Title:
The Morava K-theory and Brown-Peterson cohomology of spaces related to BP
Authors:
Takuji Kashiwabara
W. Stephen Wilson
Addresses:
Institut Fourier, Universit\'{e} de Grenoble I, U.M.R. au C.N.R.S.,
B. P. 74, 38402 Saint-Martin-d'H\`{e}res
CEDEX France
Department of Mathematics
Johns Hopkins University
Baltimore, Maryland 21218
and
Department of Mathematics
Kyoto University
Kyoto 606-8502 Japan
Emails:
Takuji.Kashiwabara@ujf-grenoble.fr
wsw@math.jhu.edu
Abstract:
We calculate the Morava K-theory of the spaces in the Omega
spectra for BP. They fit into an exotic array of short and
long exact sequences of Hopf algebras. We apply this to calculate
the p-adically completed Brown-Peterson cohomology, as well as
all of the intermediary cohomology theories, E, of these spaces.

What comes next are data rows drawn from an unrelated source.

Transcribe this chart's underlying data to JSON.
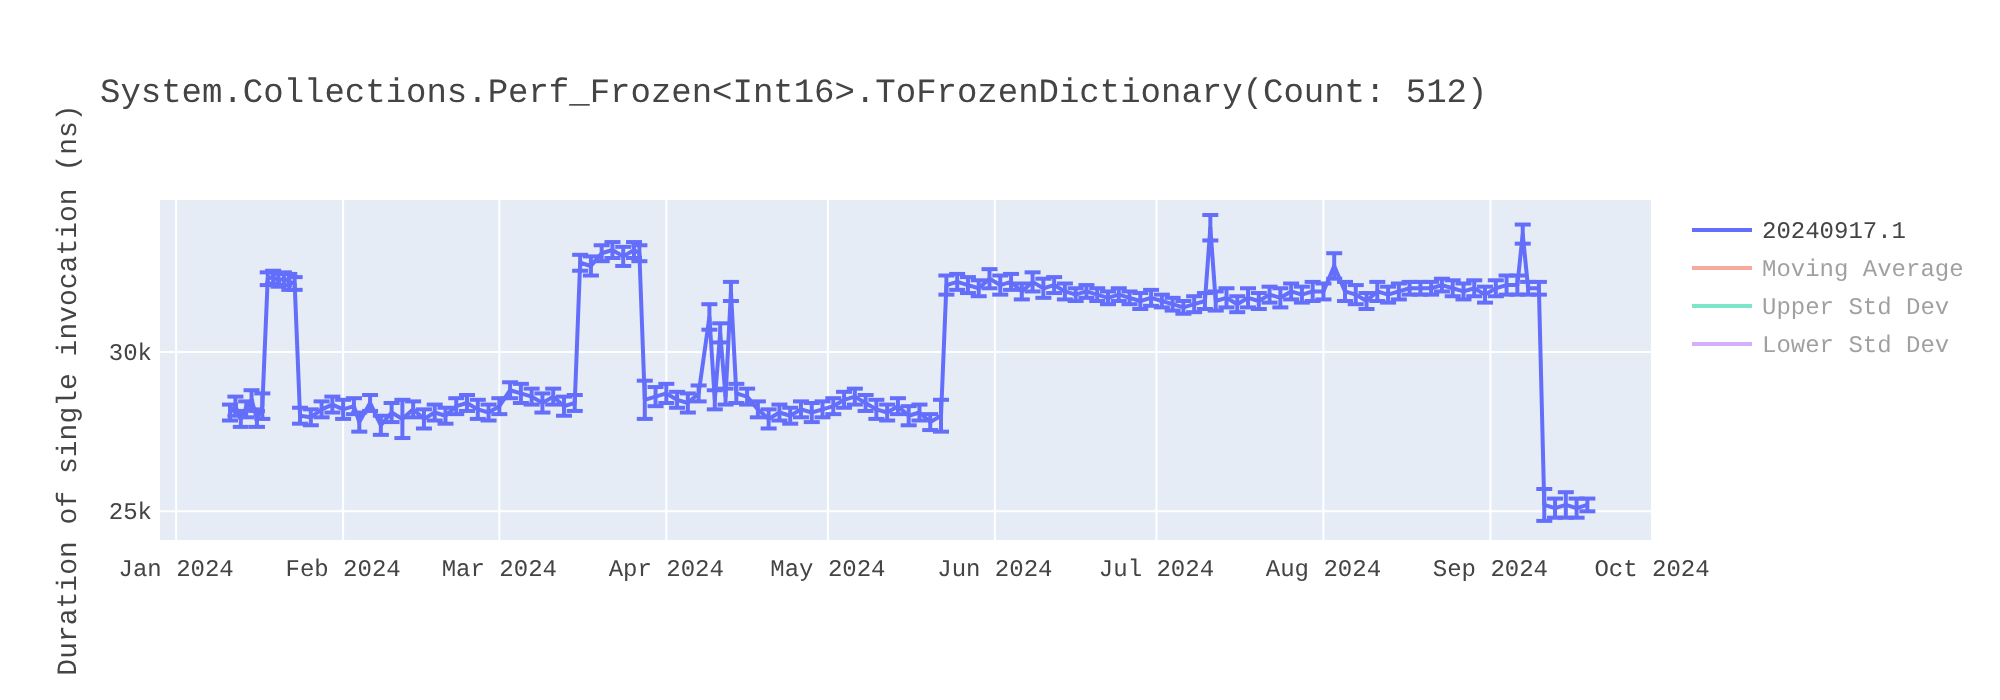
{
  "chart_data": {
    "type": "line",
    "title": "System.Collections.Perf_Frozen<Int16>.ToFrozenDictionary(Count: 512)",
    "ylabel": "Duration of single invocation (ns)",
    "xlim": [
      "2023-12-29",
      "2024-10-01"
    ],
    "xticks": [
      {
        "value": "2024-01-01",
        "label": "Jan 2024"
      },
      {
        "value": "2024-02-01",
        "label": "Feb 2024"
      },
      {
        "value": "2024-03-01",
        "label": "Mar 2024"
      },
      {
        "value": "2024-04-01",
        "label": "Apr 2024"
      },
      {
        "value": "2024-05-01",
        "label": "May 2024"
      },
      {
        "value": "2024-06-01",
        "label": "Jun 2024"
      },
      {
        "value": "2024-07-01",
        "label": "Jul 2024"
      },
      {
        "value": "2024-08-01",
        "label": "Aug 2024"
      },
      {
        "value": "2024-09-01",
        "label": "Sep 2024"
      },
      {
        "value": "2024-10-01",
        "label": "Oct 2024"
      }
    ],
    "ylim": [
      24100,
      34770
    ],
    "yticks": [
      {
        "value": 25000,
        "label": "25k"
      },
      {
        "value": 30000,
        "label": "30k"
      }
    ],
    "grid": true,
    "legend": "top right",
    "marker": "none",
    "series": [
      {
        "name": "20240917.1",
        "color": "#636efa",
        "x": [
          "2024-01-11",
          "2024-01-12",
          "2024-01-13",
          "2024-01-14",
          "2024-01-15",
          "2024-01-16",
          "2024-01-17",
          "2024-01-18",
          "2024-01-19",
          "2024-01-20",
          "2024-01-21",
          "2024-01-22",
          "2024-01-23",
          "2024-01-24",
          "2024-01-26",
          "2024-01-28",
          "2024-01-30",
          "2024-02-01",
          "2024-02-03",
          "2024-02-04",
          "2024-02-06",
          "2024-02-08",
          "2024-02-10",
          "2024-02-12",
          "2024-02-14",
          "2024-02-16",
          "2024-02-18",
          "2024-02-20",
          "2024-02-22",
          "2024-02-24",
          "2024-02-26",
          "2024-02-28",
          "2024-03-01",
          "2024-03-03",
          "2024-03-05",
          "2024-03-07",
          "2024-03-09",
          "2024-03-11",
          "2024-03-13",
          "2024-03-15",
          "2024-03-16",
          "2024-03-18",
          "2024-03-20",
          "2024-03-22",
          "2024-03-24",
          "2024-03-26",
          "2024-03-27",
          "2024-03-28",
          "2024-03-30",
          "2024-04-01",
          "2024-04-03",
          "2024-04-05",
          "2024-04-07",
          "2024-04-09",
          "2024-04-10",
          "2024-04-11",
          "2024-04-12",
          "2024-04-13",
          "2024-04-14",
          "2024-04-16",
          "2024-04-18",
          "2024-04-20",
          "2024-04-22",
          "2024-04-24",
          "2024-04-26",
          "2024-04-28",
          "2024-04-30",
          "2024-05-02",
          "2024-05-04",
          "2024-05-06",
          "2024-05-08",
          "2024-05-10",
          "2024-05-12",
          "2024-05-14",
          "2024-05-16",
          "2024-05-18",
          "2024-05-20",
          "2024-05-22",
          "2024-05-23",
          "2024-05-25",
          "2024-05-27",
          "2024-05-29",
          "2024-05-31",
          "2024-06-02",
          "2024-06-04",
          "2024-06-06",
          "2024-06-08",
          "2024-06-10",
          "2024-06-12",
          "2024-06-14",
          "2024-06-16",
          "2024-06-18",
          "2024-06-20",
          "2024-06-22",
          "2024-06-24",
          "2024-06-26",
          "2024-06-28",
          "2024-06-30",
          "2024-07-02",
          "2024-07-04",
          "2024-07-06",
          "2024-07-08",
          "2024-07-10",
          "2024-07-11",
          "2024-07-12",
          "2024-07-14",
          "2024-07-16",
          "2024-07-18",
          "2024-07-20",
          "2024-07-22",
          "2024-07-24",
          "2024-07-26",
          "2024-07-28",
          "2024-07-30",
          "2024-08-01",
          "2024-08-03",
          "2024-08-05",
          "2024-08-07",
          "2024-08-09",
          "2024-08-11",
          "2024-08-13",
          "2024-08-15",
          "2024-08-17",
          "2024-08-19",
          "2024-08-21",
          "2024-08-23",
          "2024-08-25",
          "2024-08-27",
          "2024-08-29",
          "2024-08-31",
          "2024-09-02",
          "2024-09-04",
          "2024-09-06",
          "2024-09-07",
          "2024-09-08",
          "2024-09-10",
          "2024-09-11",
          "2024-09-13",
          "2024-09-15",
          "2024-09-17",
          "2024-09-19"
        ],
        "values": [
          28100,
          28300,
          27900,
          28200,
          28500,
          27900,
          28300,
          32300,
          32350,
          32250,
          32300,
          32200,
          32150,
          28000,
          27950,
          28200,
          28350,
          28200,
          28300,
          27800,
          28400,
          27700,
          28100,
          27900,
          28200,
          27900,
          28100,
          28000,
          28300,
          28400,
          28200,
          28100,
          28300,
          28800,
          28700,
          28600,
          28400,
          28600,
          28300,
          28400,
          32800,
          32700,
          33100,
          33200,
          33000,
          33200,
          33100,
          28500,
          28600,
          28700,
          28500,
          28400,
          28700,
          31100,
          28500,
          30600,
          28600,
          31900,
          28700,
          28600,
          28200,
          27900,
          28100,
          28000,
          28200,
          28100,
          28200,
          28300,
          28500,
          28600,
          28400,
          28200,
          28100,
          28300,
          28000,
          28100,
          27800,
          28000,
          32100,
          32200,
          32100,
          32000,
          32300,
          32100,
          32200,
          31900,
          32200,
          32000,
          32100,
          31900,
          31800,
          31900,
          31800,
          31700,
          31800,
          31700,
          31600,
          31700,
          31600,
          31500,
          31400,
          31500,
          31600,
          33900,
          31600,
          31700,
          31500,
          31700,
          31600,
          31800,
          31700,
          31900,
          31800,
          31900,
          31900,
          32700,
          31900,
          31800,
          31600,
          31900,
          31800,
          31900,
          32000,
          32000,
          32000,
          32100,
          32000,
          31900,
          32000,
          31800,
          32000,
          32100,
          32100,
          33700,
          32000,
          32000,
          25200,
          25100,
          25200,
          25100,
          25200
        ],
        "errors": [
          250,
          300,
          250,
          250,
          300,
          250,
          400,
          200,
          200,
          200,
          200,
          250,
          200,
          250,
          250,
          250,
          250,
          300,
          250,
          300,
          250,
          300,
          300,
          600,
          250,
          300,
          250,
          250,
          250,
          250,
          300,
          250,
          250,
          250,
          300,
          250,
          300,
          250,
          300,
          250,
          250,
          300,
          250,
          250,
          300,
          250,
          250,
          600,
          300,
          300,
          250,
          300,
          250,
          400,
          300,
          300,
          250,
          300,
          300,
          250,
          250,
          300,
          250,
          250,
          250,
          300,
          250,
          250,
          250,
          250,
          250,
          300,
          250,
          250,
          300,
          250,
          250,
          500,
          300,
          250,
          250,
          250,
          300,
          300,
          250,
          250,
          300,
          300,
          250,
          250,
          200,
          200,
          200,
          200,
          200,
          200,
          250,
          250,
          200,
          200,
          200,
          250,
          250,
          400,
          300,
          300,
          250,
          300,
          250,
          250,
          300,
          250,
          250,
          300,
          250,
          400,
          300,
          300,
          250,
          300,
          250,
          250,
          200,
          200,
          200,
          200,
          250,
          250,
          250,
          250,
          250,
          300,
          300,
          300,
          200,
          200,
          500,
          300,
          400,
          300,
          200
        ]
      },
      {
        "name": "Moving Average",
        "color": "#ef553b"
      },
      {
        "name": "Upper Std Dev",
        "color": "#00cc96"
      },
      {
        "name": "Lower Std Dev",
        "color": "#ab63fa"
      }
    ]
  }
}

We give two descriptions of the answer, both of which turn out to
be surprisingly nice. One part of our first description is just
the image in the E cohomology of the corresponding space in the
Omega spectrum for BP, which is as big as it could possibly be
and which we show how to calculate. The other part is just the E
cohomology of several copies of Eilenberg-MacLane spaces, something
which is already known. Our second description is inductive and
gives us a new way of looking at the Brown-Peterson cohomology
of Eilenberg-MacLane spaces. The Brown-Comenetz dual of BP
shows up in our calculations and so we take up the study of this
spectrum as well. It was already known that the Morava K-theory
of the spaces in the Omega spectrum for the Brown-Comenetz dual
of BP made it look like a product of Eilenberg-MacLane spaces
and we find, somewhat to our surprise, that the same is true for
the BP cohomology. In order to state our answers we set up the
foundations for the category of completed Hopf algebras.